A sit-in protest in southeastern Turkey against the YPG/PKK terror group continued on Monday, with parents demanding the return of their kidnapped children.

Protesters camped outside the offices of the opposition Peoples’ Democratic Party (HDP) in Diyarbakir province and vowed to stay until every child was brought back.

Dozens of mothers began protesting Sept. 3, 2019, outside the offices of the HDP, a party accused by Ankara of having links to the YPG/PKK terror group.

On the 294th day of the protest, mother Songul Altintas said she would not stop the sit-in until her son Muslum, who was kidnapped by the PKK, was brought back to her.

Altintas said her son was first taken to the HDP office and later to the terror group holed up in the region’s mountains.

She said she had been searching for her son for six years and demanded the PKK return him.

“Let them end this persecution, it is enough.

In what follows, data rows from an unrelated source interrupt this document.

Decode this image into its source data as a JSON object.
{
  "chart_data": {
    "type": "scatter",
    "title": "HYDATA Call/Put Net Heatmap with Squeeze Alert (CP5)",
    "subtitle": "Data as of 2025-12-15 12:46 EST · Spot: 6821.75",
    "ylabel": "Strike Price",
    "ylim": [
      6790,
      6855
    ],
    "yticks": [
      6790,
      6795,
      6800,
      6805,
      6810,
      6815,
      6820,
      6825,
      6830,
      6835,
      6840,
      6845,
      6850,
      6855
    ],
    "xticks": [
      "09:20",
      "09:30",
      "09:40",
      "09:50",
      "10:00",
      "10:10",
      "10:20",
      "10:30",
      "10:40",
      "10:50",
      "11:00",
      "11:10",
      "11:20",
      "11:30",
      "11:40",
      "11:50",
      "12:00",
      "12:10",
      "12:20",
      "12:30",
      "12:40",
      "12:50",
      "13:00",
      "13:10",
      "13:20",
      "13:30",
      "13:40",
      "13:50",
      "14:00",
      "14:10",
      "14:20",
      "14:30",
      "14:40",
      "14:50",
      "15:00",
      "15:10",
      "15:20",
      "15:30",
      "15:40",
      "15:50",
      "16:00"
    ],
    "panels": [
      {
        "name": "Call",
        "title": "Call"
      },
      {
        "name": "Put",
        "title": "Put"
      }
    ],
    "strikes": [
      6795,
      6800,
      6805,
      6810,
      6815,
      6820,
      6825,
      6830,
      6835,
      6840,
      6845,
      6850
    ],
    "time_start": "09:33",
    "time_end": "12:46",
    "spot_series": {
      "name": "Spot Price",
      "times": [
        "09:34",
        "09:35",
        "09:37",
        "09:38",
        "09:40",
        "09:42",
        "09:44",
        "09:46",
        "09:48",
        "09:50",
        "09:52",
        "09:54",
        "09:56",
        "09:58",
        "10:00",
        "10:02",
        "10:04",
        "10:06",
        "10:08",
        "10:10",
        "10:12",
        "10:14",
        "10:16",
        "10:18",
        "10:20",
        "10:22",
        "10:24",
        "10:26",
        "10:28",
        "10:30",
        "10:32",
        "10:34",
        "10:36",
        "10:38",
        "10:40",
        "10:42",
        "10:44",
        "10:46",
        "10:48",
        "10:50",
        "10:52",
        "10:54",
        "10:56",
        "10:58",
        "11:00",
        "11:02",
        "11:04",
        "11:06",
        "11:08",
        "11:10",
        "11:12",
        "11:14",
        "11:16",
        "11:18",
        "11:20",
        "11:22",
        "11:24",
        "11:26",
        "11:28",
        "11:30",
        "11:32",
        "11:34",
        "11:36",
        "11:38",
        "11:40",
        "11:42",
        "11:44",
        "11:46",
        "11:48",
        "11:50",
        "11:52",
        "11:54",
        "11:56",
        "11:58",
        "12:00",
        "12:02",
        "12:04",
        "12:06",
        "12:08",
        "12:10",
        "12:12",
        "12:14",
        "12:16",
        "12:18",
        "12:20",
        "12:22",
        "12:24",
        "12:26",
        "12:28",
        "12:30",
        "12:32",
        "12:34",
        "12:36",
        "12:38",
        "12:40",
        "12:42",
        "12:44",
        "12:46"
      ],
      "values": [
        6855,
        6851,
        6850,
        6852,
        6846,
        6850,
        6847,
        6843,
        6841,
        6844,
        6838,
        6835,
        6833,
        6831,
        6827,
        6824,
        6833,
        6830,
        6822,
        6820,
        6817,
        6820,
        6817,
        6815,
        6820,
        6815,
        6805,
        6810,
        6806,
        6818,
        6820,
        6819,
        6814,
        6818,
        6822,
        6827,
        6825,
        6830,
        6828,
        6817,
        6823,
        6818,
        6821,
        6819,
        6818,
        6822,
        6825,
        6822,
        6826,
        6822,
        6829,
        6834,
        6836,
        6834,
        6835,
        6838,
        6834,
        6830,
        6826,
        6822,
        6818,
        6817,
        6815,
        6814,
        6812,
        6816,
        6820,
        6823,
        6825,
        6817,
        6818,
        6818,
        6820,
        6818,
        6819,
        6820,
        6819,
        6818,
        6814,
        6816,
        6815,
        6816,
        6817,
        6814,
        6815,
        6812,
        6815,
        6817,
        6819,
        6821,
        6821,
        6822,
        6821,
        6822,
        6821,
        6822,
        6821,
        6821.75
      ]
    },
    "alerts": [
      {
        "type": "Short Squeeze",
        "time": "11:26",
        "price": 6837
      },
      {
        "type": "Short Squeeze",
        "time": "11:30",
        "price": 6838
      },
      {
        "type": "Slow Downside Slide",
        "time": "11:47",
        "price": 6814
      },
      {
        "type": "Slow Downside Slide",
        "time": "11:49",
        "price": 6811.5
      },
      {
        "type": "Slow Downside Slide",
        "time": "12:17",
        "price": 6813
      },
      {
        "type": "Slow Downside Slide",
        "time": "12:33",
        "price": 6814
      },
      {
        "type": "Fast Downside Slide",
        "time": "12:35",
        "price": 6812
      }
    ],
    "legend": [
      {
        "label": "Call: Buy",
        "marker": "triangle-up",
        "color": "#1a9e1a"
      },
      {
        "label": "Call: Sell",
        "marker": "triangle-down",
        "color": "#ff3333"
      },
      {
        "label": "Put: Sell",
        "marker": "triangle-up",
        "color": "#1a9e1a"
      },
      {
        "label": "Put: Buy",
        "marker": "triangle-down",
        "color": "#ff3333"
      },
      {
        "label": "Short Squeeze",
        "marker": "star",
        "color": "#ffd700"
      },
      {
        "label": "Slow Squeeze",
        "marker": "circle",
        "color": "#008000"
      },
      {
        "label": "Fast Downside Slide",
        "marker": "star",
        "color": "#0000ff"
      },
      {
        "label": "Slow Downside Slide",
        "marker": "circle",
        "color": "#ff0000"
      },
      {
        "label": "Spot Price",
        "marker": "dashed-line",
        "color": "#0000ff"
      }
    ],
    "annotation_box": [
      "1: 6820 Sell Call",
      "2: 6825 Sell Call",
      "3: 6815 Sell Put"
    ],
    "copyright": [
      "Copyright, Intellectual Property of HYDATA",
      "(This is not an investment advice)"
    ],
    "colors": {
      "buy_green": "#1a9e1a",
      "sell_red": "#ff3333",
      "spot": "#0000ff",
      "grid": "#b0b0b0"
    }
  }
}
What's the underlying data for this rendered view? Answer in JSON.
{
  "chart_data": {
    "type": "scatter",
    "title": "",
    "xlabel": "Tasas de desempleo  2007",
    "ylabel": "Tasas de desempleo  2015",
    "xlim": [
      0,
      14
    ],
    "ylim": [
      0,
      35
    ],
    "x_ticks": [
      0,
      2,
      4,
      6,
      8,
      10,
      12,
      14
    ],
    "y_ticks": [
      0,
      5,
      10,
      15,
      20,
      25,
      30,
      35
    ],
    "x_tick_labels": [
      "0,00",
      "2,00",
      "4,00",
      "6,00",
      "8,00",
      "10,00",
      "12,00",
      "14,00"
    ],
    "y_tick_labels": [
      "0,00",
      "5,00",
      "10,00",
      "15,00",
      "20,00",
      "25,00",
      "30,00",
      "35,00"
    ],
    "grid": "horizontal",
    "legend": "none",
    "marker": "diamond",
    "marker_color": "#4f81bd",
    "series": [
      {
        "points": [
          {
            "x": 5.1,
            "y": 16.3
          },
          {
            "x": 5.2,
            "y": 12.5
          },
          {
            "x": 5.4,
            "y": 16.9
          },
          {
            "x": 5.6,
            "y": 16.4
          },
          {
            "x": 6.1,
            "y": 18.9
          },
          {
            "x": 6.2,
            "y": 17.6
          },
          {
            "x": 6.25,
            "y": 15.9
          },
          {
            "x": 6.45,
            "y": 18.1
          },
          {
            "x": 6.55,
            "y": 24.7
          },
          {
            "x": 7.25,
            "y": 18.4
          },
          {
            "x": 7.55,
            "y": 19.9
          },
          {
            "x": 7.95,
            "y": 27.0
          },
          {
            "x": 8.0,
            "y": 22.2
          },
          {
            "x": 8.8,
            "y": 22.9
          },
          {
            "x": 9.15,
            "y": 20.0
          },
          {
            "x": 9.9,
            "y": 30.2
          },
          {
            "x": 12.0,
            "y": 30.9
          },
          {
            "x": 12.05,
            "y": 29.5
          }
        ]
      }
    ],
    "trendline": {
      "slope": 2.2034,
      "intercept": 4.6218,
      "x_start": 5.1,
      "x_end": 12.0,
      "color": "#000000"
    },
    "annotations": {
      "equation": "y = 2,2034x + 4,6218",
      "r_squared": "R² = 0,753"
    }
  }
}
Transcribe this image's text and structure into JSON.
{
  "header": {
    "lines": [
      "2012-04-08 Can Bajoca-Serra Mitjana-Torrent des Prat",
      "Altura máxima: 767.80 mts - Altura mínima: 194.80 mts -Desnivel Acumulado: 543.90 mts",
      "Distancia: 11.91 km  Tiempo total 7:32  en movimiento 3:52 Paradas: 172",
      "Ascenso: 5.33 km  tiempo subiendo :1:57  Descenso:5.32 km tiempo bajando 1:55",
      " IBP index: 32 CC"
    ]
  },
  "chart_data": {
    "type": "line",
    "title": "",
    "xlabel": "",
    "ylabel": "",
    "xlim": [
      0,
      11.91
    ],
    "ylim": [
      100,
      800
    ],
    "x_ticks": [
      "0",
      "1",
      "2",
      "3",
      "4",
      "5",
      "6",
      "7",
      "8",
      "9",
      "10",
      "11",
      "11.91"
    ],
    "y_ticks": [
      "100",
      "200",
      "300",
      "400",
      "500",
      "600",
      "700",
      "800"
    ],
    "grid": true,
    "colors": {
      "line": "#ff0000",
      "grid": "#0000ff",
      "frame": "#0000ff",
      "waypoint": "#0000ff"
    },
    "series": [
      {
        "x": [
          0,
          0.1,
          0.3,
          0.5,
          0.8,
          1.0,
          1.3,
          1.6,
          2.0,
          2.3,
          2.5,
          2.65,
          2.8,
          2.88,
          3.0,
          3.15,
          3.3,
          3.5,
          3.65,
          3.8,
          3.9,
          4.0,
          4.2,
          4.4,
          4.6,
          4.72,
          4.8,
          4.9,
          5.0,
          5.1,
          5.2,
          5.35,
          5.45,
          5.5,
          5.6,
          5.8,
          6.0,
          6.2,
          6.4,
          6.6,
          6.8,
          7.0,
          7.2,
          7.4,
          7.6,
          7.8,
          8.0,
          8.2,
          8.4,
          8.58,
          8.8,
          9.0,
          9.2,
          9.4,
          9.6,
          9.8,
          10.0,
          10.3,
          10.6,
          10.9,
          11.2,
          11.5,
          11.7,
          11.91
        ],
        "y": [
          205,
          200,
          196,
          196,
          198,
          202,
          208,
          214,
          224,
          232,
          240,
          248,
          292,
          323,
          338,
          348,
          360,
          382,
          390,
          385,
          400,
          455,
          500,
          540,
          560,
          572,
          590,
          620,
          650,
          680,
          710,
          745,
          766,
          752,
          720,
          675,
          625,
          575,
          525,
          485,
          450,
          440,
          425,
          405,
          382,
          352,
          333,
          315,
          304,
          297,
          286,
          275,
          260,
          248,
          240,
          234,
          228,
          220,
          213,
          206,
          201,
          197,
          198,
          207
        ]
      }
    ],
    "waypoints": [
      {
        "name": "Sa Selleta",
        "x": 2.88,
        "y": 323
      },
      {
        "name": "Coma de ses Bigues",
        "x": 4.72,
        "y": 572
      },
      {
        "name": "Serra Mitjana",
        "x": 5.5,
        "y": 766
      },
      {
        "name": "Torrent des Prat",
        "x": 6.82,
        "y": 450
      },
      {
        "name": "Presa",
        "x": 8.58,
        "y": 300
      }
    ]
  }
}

We have been crying out for six years, our life is over,” she said.

Altintas said they had not been able to celebrate the Muslim Eid holiday, Mother’s Day or Father’s Day, longing for her son’s return.

Suleyman Aydin, a father searching for five years for his own son, Ozkan, was also taking part in the protest.

Aydin said his son had been kidnapped when he was 15-years old from Sur, a district of Diyarbakir. 

“We’ve been in front of a party who kidnapped our children for the past 294 days. Just recently, HDP deputies and administrators were dancing here as if nothing had happened.

“Is this your understanding of democracy, HDP? Will you be representing the people this way? Will you be representing us by sending out children who are 14-15 years old out to the mountains?” he exclaimed.

Offenders in Turkey linked to terrorist groups who surrender are eligible for sentence reductions under a repentance law.

In its more than 30-year terror campaign against Turkey, the PKK — listed as a terrorist organization by Turkey, the US, and EU — has been responsible for the deaths of 40,000 people, including women, children, and infants. The YPG is the PKK’s Syrian offshoot.